I also quickly got a sense of who Rock Star Spud is and what his issues are – could do without the blatant rip-offery of TNA’s version of Money in the Bank, but whatever. I’m going to assume the use of Hole songs was achieved via BIlly Corgan calling in favor, and I think the storyline logic of Angelina Love “assaulting a fan” who was in the damn ring is specious and lame. Was Mickie James pushed out of a moving train? That felt like an attempt to be Attitude-era edgy, without being storyline-wise intelligible.
Hooray for the return of the six-sided ring, too. It’s a distinct part of TNA’s identity and they never should have retired it – presumably that was Hulk Hogan’s doing, and dispatched with as quickly as the Huckster’s hair. TNA is at it’s best when it’s doing it’s own thing, and worst when it’s trying to do WWE stuff.
Ring of Honor, which traditionally relies less on storylines and primarily on what happens in the ring, reminded me of the old NWA, in a good way. Darkened arena, fewer but more vocal fans, and characters whose personalities you can basically get the feel for just by looking at them. Though the company is clearly in the middle of a pay-per-view buildup, they didn’t need to give us endless flashback montages to explain why Jay Lethal hates Jay Briscoe. They did overuse the “cowardly heel backs out of a match and replaces himself with a lame substitute” bit TWICE, which was once too often, at least…but it did quickly convey who the good and bad guys were, and considering I went in with memories of Lethal as a fan favorite, that was necessary.

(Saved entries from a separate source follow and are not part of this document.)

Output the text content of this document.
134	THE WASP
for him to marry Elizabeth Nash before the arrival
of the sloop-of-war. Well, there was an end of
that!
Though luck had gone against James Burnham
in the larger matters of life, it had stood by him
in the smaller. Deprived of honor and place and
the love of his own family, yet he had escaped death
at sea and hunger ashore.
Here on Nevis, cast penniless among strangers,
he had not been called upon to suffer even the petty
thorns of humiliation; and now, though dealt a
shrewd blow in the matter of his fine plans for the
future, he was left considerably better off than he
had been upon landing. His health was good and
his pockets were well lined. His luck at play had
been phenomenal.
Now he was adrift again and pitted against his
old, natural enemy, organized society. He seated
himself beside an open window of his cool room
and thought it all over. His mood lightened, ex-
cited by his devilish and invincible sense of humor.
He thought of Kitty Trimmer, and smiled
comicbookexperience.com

Ring of Honor feels like “the minor leagues” in the best way – it has the vibe of a scrappy, old-school promotion. I could do without the paper streamers – they’d be great for one character-specific entrance, but not every one – but I long to see more classic manager types hitting people with their shoes, evil Soviet-era Russians, and ninjas. I believe they could happen here.
Most important for all three is that they maintain their own identity. WWE is pretty clear about how NXT is different, but I would actually prefer they stay away from too many cross-roster angles like Cena vs. Owens – if Owens is ready for Raw, keep him there. ROH needs to stay scrappy, and be a modern-day UWF – if they can do that, I’ll keep watching. As for TNA, I don’t know why they still seem to have identity issues – but they should stop seeing themselves as direct WWE competition, and be fine with being a regional powerhouse. After all, the way you get guys like Kurt Angle, who didn’t want to tour any more, is by staying put.
Now you tell me: who won your Wednesday night war?
Or we can just talk Raw. Y’all call it.